In the following, for any $x\in\mathbb{X}$ and $t \in [T]$ let: $$ \mathcal{V}^\star_t(x) := \min_{u_{_t}, \ldots, u_{_{T-1}}} \sum_{k=t}^{T-1} \left\{x_k^\top Q_k x_k + u_k^\top R_k u_k \right\} + x_T^\top Q_T x_T\; \quad \text{ with } x_t = x\;, $$ the value function associated to the $t$-tail sub-problem. One of the LQR fundamental result is that each $\mathcal{V}^\star_t(\cdot)$ is a quadratic function which coefficient can be computed in a backward fashion.
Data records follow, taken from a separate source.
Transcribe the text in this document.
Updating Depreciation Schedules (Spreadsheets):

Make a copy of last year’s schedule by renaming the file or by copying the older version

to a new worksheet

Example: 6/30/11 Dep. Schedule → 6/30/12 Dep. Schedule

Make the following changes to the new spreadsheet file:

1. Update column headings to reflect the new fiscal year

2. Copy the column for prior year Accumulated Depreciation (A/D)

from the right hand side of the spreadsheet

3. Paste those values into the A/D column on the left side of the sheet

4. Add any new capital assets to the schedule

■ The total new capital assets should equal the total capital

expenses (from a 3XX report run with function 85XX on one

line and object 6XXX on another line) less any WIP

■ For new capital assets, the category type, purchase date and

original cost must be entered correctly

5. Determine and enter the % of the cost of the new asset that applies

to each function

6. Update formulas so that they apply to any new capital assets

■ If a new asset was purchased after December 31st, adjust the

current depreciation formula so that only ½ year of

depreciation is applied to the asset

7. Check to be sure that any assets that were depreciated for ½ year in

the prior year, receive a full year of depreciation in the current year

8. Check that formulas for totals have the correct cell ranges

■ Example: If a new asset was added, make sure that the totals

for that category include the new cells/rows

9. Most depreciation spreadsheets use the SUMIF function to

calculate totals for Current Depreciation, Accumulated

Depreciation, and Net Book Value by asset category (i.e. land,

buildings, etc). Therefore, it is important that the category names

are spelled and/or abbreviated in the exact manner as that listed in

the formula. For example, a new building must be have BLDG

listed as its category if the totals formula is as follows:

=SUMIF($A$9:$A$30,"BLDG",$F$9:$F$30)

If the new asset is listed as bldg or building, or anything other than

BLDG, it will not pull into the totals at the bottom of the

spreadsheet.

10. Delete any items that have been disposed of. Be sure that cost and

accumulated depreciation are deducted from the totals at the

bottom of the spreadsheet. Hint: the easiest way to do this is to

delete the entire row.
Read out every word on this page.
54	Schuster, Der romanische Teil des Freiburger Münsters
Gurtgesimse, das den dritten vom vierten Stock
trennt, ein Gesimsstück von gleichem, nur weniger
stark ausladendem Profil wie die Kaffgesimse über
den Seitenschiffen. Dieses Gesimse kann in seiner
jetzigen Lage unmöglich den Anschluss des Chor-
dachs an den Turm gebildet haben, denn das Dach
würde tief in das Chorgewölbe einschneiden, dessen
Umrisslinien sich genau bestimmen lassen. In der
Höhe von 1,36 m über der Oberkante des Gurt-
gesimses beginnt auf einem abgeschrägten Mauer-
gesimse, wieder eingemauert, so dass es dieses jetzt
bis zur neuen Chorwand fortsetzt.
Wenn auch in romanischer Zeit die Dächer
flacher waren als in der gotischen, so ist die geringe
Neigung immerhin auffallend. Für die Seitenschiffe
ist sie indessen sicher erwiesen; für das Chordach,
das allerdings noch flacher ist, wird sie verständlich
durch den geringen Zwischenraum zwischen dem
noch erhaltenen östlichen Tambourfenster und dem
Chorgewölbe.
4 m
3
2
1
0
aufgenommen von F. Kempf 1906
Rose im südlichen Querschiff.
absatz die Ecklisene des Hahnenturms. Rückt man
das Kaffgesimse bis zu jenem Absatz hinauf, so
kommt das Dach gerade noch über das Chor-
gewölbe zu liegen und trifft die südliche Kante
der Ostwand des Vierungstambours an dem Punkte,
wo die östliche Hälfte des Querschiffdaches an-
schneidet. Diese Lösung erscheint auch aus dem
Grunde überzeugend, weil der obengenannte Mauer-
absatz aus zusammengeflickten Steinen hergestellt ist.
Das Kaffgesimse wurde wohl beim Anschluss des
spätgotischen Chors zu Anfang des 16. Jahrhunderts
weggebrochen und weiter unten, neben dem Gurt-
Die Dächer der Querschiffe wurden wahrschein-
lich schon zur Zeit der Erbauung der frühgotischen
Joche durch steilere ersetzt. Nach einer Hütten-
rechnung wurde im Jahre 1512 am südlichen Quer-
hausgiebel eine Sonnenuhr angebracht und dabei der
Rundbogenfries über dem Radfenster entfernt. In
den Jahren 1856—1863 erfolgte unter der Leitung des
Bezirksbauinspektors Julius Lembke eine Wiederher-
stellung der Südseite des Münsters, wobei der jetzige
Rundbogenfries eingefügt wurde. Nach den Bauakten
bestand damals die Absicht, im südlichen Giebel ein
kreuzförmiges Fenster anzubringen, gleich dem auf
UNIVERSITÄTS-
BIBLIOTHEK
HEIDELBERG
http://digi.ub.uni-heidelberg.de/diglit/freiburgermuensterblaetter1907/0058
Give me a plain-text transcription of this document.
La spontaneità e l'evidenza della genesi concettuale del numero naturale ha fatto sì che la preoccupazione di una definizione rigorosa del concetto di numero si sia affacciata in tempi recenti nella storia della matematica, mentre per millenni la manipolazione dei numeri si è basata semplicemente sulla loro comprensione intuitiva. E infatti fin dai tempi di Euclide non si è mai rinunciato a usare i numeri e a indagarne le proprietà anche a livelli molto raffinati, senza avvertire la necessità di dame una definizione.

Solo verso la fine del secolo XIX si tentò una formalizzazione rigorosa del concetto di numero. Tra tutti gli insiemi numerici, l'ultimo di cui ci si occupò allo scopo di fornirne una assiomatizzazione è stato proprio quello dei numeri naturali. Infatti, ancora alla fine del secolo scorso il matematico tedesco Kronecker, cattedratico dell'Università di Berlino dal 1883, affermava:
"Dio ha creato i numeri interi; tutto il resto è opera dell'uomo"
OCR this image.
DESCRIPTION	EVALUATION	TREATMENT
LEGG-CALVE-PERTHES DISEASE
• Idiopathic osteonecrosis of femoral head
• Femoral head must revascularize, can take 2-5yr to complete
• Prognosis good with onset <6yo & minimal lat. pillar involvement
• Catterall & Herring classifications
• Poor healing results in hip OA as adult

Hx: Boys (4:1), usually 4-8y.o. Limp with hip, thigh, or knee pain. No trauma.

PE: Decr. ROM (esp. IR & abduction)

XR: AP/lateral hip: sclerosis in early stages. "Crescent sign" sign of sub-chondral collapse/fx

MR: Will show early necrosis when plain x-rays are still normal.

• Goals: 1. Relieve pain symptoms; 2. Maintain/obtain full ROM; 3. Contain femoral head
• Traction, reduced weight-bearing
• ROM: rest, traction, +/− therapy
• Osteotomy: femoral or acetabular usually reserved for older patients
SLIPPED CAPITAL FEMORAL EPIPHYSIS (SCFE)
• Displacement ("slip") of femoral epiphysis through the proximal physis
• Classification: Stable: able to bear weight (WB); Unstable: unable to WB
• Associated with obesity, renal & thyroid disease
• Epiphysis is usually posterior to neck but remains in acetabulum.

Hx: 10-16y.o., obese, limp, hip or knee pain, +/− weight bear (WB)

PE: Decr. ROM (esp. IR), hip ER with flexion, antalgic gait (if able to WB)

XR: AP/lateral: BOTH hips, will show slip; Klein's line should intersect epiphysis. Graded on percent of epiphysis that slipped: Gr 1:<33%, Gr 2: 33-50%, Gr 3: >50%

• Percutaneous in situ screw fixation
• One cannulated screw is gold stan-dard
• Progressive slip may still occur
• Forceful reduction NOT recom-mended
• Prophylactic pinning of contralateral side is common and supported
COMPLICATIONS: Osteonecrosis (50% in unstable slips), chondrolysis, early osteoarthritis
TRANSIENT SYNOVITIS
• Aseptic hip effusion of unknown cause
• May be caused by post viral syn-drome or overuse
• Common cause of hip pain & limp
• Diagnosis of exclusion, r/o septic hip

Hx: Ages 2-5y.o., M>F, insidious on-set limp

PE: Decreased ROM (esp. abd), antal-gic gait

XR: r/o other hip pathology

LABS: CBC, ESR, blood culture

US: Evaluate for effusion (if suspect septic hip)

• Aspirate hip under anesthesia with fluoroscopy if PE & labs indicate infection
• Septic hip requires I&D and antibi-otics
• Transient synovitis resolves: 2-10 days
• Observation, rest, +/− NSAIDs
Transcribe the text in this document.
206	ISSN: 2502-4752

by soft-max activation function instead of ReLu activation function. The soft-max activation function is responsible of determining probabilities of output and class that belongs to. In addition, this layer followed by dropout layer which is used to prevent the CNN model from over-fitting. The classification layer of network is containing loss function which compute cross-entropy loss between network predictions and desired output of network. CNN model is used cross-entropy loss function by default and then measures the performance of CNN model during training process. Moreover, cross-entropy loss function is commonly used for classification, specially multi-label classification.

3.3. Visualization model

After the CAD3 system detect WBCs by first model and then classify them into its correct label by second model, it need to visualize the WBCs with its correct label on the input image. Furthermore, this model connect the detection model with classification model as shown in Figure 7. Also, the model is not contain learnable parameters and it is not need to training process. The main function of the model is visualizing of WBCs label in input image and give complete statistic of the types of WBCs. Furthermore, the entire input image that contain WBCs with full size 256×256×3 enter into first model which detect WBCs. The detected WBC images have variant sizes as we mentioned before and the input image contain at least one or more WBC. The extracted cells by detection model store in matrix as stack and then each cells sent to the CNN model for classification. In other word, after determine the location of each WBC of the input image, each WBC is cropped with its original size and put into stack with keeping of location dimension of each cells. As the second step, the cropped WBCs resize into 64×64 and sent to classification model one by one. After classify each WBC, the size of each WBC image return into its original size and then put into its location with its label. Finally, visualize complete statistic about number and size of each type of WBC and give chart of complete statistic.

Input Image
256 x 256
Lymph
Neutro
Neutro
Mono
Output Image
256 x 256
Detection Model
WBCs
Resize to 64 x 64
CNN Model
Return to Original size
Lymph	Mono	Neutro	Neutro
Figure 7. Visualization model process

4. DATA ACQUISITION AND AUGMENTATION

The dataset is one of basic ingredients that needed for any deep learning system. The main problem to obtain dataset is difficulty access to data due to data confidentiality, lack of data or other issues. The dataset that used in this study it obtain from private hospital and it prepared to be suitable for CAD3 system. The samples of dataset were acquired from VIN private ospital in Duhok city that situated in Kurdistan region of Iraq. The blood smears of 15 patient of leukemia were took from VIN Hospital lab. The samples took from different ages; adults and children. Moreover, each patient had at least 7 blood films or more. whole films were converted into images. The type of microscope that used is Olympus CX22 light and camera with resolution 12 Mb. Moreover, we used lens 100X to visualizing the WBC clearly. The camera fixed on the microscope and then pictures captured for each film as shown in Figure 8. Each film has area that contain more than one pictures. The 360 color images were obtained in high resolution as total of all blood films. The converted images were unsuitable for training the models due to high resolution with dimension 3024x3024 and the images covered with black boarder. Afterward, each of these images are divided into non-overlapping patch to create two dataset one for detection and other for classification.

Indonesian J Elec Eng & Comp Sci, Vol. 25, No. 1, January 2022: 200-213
Formally, for any $t\in[T]$ we have $ \mathcal{V}^\star_t(x) = x^\top P_t x $, where: $$ \begin{aligned} P_T &= Q_T \succeq 0 \\ \text{ for }t<T, \; P_t &= Q_t + A^\top P_{t+1}A - A^\top P_{t+1}B\left(R_t + B^\top P_{t+1} B\right)^{-1} B^\top P_{t+1}A \succeq 0\;. \end{aligned} $$
But what good is this property when it comes to find an optimal control sequence? It turns out that the sequence $(u_1^\star, \ldots, u_{N-1}^\star)$ where each $u_t^\star = (R_t + B^\top P_{t+1} B)^{-1}B^\top P_{t+1}Ax_t$ solves the Dynamic Programming objective (cf. proof above) is optimal. In other words, playing: $$u_t = K_t x_t \quad \text{ where }\quad K_t = -(R_t + B^\top P_{t+1} B)^{-1}B^\top P_{t+1}A $$ at every round $t\in[T]$ yields an optimal behavior.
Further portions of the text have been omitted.